La péninsule était alors considérée comme un tremplin pour une attaque contre la Turquie. Le problème était que la flotte russe était très faible, principalement en raison de retards techniques. L’infrastructure pour l’utilisation de la Crimée comme base militaire était également absente: les principales installations industrielles de l’empire étaient situées à des milliers de kilomètres de là, jusqu’à l’Oural, et les moyens de transport, en l’absence de chemin de fer, étaient très peu fiables.
Par conséquent, le gouvernement impérial était confronté à deux tâches à la fois: la modernisation urgente du complexe militaro-industriel et la résolution du problème logistique.
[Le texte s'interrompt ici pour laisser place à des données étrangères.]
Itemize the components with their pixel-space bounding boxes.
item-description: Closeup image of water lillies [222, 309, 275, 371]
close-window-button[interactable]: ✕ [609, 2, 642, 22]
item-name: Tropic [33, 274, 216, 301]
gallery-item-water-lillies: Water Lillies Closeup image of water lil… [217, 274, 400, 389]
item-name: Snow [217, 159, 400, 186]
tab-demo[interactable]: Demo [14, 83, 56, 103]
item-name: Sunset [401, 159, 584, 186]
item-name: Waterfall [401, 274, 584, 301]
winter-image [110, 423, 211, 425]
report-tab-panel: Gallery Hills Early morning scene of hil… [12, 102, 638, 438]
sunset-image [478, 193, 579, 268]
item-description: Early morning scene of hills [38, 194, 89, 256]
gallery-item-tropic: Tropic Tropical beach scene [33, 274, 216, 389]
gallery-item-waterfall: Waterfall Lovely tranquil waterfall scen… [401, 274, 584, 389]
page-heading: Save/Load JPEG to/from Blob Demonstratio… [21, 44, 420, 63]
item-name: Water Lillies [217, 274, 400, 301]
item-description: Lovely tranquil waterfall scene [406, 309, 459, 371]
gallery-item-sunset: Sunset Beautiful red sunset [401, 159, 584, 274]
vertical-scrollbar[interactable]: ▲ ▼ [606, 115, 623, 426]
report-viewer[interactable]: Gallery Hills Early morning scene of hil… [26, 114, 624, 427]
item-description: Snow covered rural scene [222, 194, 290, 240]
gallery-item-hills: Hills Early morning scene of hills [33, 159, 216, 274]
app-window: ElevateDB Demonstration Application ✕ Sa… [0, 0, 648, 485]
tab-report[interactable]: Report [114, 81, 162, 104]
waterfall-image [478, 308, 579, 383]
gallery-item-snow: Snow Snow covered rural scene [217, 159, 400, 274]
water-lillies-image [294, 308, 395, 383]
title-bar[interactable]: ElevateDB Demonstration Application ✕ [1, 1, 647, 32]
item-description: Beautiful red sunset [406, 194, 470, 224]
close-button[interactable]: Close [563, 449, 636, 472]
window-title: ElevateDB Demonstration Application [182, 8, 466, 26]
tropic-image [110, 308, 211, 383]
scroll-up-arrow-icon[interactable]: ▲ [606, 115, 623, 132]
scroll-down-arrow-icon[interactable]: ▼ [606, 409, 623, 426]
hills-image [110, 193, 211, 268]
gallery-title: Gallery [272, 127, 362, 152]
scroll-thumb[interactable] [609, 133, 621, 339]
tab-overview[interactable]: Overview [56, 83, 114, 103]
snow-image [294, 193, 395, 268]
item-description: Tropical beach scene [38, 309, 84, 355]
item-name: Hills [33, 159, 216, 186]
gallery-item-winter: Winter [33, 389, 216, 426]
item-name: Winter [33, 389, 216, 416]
Pour résoudre le premier problème, on attira de Grande-Bretagne le talentueux ingénieur britannique Charles Gascoigne, directeur de l’usine métallurgique de Carron, en Ecosse. Ayant de gros problèmes avec ses créanciers, il accepta en 1786 l’invitation du gouvernement russe et quitta sa patrie pour toujours.
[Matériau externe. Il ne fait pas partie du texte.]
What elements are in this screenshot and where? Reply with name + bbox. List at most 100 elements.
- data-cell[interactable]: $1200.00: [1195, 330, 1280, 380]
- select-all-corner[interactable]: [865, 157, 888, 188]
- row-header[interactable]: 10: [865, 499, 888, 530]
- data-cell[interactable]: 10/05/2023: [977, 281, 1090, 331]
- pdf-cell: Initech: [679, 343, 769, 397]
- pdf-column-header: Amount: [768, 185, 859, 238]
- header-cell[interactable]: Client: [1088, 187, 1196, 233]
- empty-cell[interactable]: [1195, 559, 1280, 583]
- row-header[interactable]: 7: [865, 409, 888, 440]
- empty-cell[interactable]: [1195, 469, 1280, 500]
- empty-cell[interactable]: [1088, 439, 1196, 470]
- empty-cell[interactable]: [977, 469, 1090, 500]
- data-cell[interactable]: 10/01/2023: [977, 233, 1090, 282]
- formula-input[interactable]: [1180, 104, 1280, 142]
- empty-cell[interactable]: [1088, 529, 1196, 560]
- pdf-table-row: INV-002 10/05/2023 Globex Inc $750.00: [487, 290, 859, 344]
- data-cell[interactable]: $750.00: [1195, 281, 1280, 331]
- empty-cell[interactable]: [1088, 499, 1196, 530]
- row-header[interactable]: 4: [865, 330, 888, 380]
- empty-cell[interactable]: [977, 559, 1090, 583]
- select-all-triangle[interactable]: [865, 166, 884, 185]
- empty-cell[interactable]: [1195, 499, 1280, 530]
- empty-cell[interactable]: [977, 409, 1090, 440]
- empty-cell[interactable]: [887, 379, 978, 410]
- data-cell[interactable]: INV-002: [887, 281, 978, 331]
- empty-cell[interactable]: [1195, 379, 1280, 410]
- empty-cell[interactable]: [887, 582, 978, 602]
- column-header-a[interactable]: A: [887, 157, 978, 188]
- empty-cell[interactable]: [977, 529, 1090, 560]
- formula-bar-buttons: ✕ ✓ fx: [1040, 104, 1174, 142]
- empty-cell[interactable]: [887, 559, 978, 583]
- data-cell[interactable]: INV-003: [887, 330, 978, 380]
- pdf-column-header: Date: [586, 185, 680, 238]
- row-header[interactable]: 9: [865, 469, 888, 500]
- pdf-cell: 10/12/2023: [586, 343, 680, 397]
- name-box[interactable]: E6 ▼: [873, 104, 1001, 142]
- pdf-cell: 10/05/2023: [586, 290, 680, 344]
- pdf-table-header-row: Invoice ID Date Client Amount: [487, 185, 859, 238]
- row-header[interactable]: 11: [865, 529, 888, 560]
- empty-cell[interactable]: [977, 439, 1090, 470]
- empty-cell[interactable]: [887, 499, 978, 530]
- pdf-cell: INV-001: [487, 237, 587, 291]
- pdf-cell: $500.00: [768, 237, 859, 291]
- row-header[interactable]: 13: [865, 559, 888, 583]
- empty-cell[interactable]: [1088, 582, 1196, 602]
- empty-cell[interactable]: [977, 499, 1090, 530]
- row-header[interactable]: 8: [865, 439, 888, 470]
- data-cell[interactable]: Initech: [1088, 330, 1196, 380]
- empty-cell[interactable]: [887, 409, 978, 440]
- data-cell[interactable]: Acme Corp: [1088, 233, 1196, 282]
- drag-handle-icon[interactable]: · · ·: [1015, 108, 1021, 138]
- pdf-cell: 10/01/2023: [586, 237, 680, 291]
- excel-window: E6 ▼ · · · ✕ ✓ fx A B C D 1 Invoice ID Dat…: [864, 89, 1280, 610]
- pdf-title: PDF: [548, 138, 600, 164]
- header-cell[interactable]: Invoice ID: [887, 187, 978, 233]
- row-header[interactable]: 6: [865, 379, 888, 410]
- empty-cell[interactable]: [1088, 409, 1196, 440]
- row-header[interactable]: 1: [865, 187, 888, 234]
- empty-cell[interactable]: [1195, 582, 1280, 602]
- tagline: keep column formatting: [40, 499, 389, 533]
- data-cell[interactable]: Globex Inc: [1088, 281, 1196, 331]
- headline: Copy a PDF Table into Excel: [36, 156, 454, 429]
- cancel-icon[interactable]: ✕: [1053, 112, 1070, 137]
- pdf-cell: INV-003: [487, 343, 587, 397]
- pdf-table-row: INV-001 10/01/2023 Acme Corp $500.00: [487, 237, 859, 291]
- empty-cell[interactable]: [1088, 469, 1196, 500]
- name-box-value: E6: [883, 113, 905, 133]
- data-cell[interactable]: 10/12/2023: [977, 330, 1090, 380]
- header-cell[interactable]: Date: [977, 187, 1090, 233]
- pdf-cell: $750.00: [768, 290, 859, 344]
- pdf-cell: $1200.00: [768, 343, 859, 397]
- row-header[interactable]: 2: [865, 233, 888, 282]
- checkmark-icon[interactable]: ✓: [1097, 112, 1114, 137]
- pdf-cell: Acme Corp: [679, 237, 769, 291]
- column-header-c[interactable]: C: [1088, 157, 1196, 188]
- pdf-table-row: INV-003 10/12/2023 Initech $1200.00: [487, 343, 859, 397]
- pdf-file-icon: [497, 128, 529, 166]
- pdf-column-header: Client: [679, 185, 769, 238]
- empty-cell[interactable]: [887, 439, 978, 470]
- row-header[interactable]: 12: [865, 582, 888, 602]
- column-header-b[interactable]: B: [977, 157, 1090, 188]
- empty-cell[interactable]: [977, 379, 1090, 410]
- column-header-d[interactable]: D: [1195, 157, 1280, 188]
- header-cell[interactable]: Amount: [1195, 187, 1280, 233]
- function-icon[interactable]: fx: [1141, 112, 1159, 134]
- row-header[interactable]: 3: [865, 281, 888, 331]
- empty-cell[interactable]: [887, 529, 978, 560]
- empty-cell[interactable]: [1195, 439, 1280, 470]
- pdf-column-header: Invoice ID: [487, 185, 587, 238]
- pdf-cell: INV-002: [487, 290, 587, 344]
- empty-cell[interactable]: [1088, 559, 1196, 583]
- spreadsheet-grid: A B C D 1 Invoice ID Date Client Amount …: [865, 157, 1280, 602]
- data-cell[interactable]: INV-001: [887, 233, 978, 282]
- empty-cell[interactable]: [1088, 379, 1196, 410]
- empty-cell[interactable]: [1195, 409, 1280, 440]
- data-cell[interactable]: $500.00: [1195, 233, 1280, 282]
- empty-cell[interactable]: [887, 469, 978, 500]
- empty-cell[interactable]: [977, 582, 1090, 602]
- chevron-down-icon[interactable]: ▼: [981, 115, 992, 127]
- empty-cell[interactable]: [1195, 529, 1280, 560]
En Russie, il obtint les résultats qui ont fait de lui une star de l’ingénierie. Mais le principal projet confié à Gascoigne était la construction d’une usine de canons quelque part dans les territoires du sud-ouest de l’empire, au plus près de la Crimée. Il fut donc décidé de construire l’usine sur les rives de la rivière Lugan, où se trouve le minerai pour la fonte du fer, et d’extraire du charbon à proximité, dans une zone appelée Lysiacha Balka. Le décret fut signé par l’impératrice en 1795 et les travaux commencèrent.
Le prix de l’erreur
L’usine et la mine furent construites par des soldats, des repris de justice, des prisonniers de guerre et des serfs, ainsi que par des Polonais emprisonnés après le soulèvement de Kosciuszko. Deux mille paysans des villages environnants furent également « affectés » à la construction. Dès 1798, l’usine sortait sa première production: 16 000 sacs de boulets de canon pour Sébastopol. Deux ans plus tard, un haut fourneau fut lancé, dans lequel les premiers noyaux de fer et les premières grenades de l’empire furent fondus.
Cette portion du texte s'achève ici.